In Colorado, we can open and close an estate without going through the court process. This is called Informal Probate. In order to go through informal probate, the estate needs to be one that is not contested or have a problem that would require court approval. If the estate can be probated without court, the Personal Representative can follow the instructions on the Colorado Supreme Court Website and fill out the proper forms to file. Once the papers are filed, the Personal Representative must file an inventory, publish the notice to creditors, and distribute the inheritance. In one year from the date of death, the Personal Representative then files a final inventory and a request to close the estate. All of this can be done without going to court.
Do I need a will or a trust?
There are several factors to review to determine whether you need a trust. Even if you
have a trust, you will also have a will. In Colorado, there are several ways to avoid
probate, so if the only reason you want a trust is to avoid probate, you probably do not
need the additional expense of trust preparation.

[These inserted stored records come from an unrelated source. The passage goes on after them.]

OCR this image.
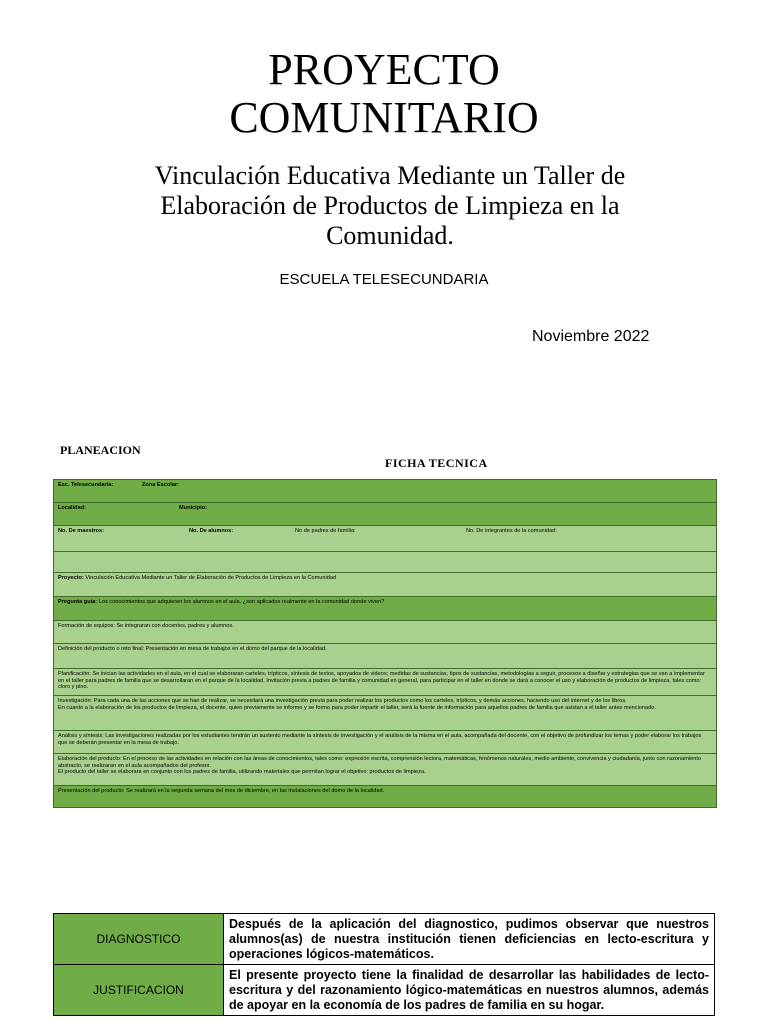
PROYECTO
COMUNITARIO
Vinculación Educativa Mediante un Taller de Elaboración de Productos de Limpieza en la Comunidad.
ESCUELA TELESECUNDARIA
Noviembre 2022
PLANEACION
FICHA TECNICA
Esc. Telesecundaria:	Zona Escolar:
Localidad:	Municipio:
No. De maestros:	No. De alumnos:	No de padres de familia:	No. De integrantes de la comunidad:
Proyecto: Vinculación Educativa Mediante un Taller de Elaboración de Productos de Limpieza en la Comunidad
Pregunta guía: Los conocimientos que adquieren los alumnos en el aula, ¿son aplicados realmente en la comunidad donde viven?
Formación de equipos: Se integraran con docentes, padres y alumnos.
Definición del producto o reto final: Presentación en mesa de trabajos en el domo del parque de la localidad.
Planificación: Se inician las actividades en el aula, en el cual se elaboraran carteles, trípticos, síntesis de textos, apoyados de videos; medidas de sustancias, tipos de sustancias, metodologías a seguir, procesos a diseñar y estrategias que se van a implementar en el taller para padres de familia que se desarrollaran en el parque de la localidad. Invitación previa a padres de familia y comunidad en general, para participar en el taller en donde se dará a conocer el uso y elaboración de productos de limpieza, tales como: cloro y pino.
Investigación: Para cada una de las acciones que se han de realizar, se necesitará una investigación previa para poder realizar los productos como los carteles, trípticos, y demás acciones, haciendo uso del internet y de los libros.
En cuanto a la elaboración de los productos de limpieza, el docente, quien previamente se informo y se formo para poder impartir el taller, será la fuente de información para aquellos padres de familia que asistan a el taller antes mencionado.
Análisis y síntesis: Las investigaciones realizadas por los estudiantes tendrán un sustento mediante la síntesis de investigación y el análisis de la misma en el aula, acompañada del docente, con el objetivo de profundizar los temas y poder elaborar los trabajos que se deberán presentar en la mesa de trabajo.
Elaboración del producto: En el proceso de las actividades en relación con las áreas de conocimientos, tales como: expresión escrita, comprensión lectora, matemáticas, fenómenos naturales, medio ambiente, convivencia y ciudadanía, junto con razonamiento abstracto, se realizaran en el aula acompañados del profesor.
El producto del taller se elaborara en conjunto con los padres de familia, utilizando materiales que permitan lograr el objetivo: productos de limpieza.
Presentación del producto: Se realizará en la segunda semana del mes de diciembre, en las instalaciones del domo de la localidad.
DIAGNOSTICO	Después de la aplicación del diagnostico, pudimos observar que nuestros alumnos(as) de nuestra institución tienen deficiencias en lecto-escritura y operaciones lógicos-matemáticos.
JUSTIFICACION	El presente proyecto tiene la finalidad de desarrollar las habilidades de lecto-escritura y del razonamiento lógico-matemáticas en nuestros alumnos, además de apoyar en la economía de los padres de familia en su hogar.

(1) If you own real estate in more than one state, then you'll need to establish a Trust and deed the out of state property into the trust. Otherwise, your family may be faced with two separate probate estates —one in the state where you live, and a second in the state where your real estate is located, which is referred to as an ancillary estate. (2) If you have specific instructions regarding your estate, i.e. who can live in your house or use your business assets, you may need a trust to make sure your wishes are followed. (3) If you have a second or third family, you may need a trust to be specific as to what happens to each member of the family, i.e. your children from a previous marriage, your stepchildren, previous wives and separation agreements, etc.

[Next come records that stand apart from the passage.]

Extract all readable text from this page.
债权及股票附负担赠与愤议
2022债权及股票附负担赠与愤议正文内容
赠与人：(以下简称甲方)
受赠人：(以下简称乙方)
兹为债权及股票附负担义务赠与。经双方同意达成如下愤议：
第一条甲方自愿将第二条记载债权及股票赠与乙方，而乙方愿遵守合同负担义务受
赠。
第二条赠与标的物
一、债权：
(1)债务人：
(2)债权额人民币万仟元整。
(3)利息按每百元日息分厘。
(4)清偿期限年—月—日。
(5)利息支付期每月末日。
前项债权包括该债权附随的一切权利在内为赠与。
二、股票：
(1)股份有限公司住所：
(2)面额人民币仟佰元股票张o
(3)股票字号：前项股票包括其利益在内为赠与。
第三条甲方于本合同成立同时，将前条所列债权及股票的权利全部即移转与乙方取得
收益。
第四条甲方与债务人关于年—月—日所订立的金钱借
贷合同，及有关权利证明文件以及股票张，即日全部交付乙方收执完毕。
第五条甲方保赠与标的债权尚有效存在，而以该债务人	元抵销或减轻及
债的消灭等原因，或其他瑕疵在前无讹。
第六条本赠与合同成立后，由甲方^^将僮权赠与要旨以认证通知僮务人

(4) If you are lucky enough to have a large estate, a farm or a ranch, or need some tax planning, you may need a trust.
What factors are considered in determining undue influence exists?
The Colorado Supreme Court determined that there are 4 elements to prove undue
(1) whether there was a confidential relationship;
(2) whether the preparation of the will or other document was under the direction of the influencer;
(3) whether the influencer would enjoy benefits from the will or gift proposed when, at the time of the signing of the will or making the gift, the person under the influence was fatally ill, mentally and/or physically; and
(4) whether the influencer kept the execution of the will or the gift secret from other members of the family.